In contrast to the operation just noted of the prior air fan, when air is "scooped" by intake blades 38 and 40 on impeller 20 the tendency for radially sliding movement thereof also takes place somewhat, but it is to be noted this air will impinge upon vertical walls 60 and 66 which effectively serve as closures for the ends of the blades 38 and 40 such that the air impinging against the walls 60 and 66 are turbulently forced towards the center section of impeller 20 where this air is well stirred and discharged as a homogeneous mixture by blades 42. Returning to FIG. 1, it can be seen that air from above is well mixed with air from below unit 10 by virtue of their impingement with each other, and after mixture are redistributed in a form which nullifies the effects of stratification.
For completeness' sake, the remaining parts of air mixer 10 not yet described but shown in the figures consist of the balance of housing assembly 22, and are the lower grille or deflector assembly 80, intermediate deflectors 82, spacer sleeves 84, through eyebolts 86 and self-locking nuts 88, all of which are assembled as shown in the figures, and in particular in FIG. 3. Each of the air deflectors 82 and the respective upper and lower deflectors in assemblies 24 and 80 will be understood to have suitable holes 90 to receive throughbolts 86 with spacer sleeves 84 placed therebetween in stacked relation.
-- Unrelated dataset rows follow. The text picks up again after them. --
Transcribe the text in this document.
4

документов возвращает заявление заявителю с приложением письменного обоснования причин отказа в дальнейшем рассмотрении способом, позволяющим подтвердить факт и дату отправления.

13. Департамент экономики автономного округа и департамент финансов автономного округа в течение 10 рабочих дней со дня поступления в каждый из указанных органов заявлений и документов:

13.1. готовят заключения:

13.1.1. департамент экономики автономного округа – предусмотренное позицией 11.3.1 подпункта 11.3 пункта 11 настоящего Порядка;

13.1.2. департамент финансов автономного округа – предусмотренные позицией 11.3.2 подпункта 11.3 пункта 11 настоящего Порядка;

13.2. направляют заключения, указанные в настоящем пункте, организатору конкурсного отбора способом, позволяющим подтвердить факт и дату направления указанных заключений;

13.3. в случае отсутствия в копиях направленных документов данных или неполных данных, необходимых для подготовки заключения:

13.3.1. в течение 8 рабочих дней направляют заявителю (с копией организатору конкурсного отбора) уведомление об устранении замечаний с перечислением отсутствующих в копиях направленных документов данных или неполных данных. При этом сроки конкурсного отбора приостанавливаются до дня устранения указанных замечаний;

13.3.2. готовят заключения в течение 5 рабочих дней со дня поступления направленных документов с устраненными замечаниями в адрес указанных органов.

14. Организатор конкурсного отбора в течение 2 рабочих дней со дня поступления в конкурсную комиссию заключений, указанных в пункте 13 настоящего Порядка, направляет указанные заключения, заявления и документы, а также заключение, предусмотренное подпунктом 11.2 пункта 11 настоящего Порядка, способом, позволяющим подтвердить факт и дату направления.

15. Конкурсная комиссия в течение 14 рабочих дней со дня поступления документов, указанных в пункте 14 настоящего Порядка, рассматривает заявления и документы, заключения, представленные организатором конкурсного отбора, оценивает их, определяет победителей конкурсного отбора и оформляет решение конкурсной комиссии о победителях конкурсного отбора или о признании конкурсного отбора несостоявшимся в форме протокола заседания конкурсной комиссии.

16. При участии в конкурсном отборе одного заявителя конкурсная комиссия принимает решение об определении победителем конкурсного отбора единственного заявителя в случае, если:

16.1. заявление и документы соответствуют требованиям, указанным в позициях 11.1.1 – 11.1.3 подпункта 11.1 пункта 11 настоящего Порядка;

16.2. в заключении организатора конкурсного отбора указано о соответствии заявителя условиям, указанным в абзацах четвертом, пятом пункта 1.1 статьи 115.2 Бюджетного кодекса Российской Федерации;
Eyes 92 on the upper ends of bolts 86 serve as connectors for suspension means 16 to support the assembled unit 10.
While the apparatus for practicing the within inventive air mixing method herein shown and disclosed in detail is fully capable of attaining the objects and providing the advantages illustrative of the presently preferred imbodiment of the invention and that no limitations are intended to the detail of construction or design herein shown other than as defined in the appended claims.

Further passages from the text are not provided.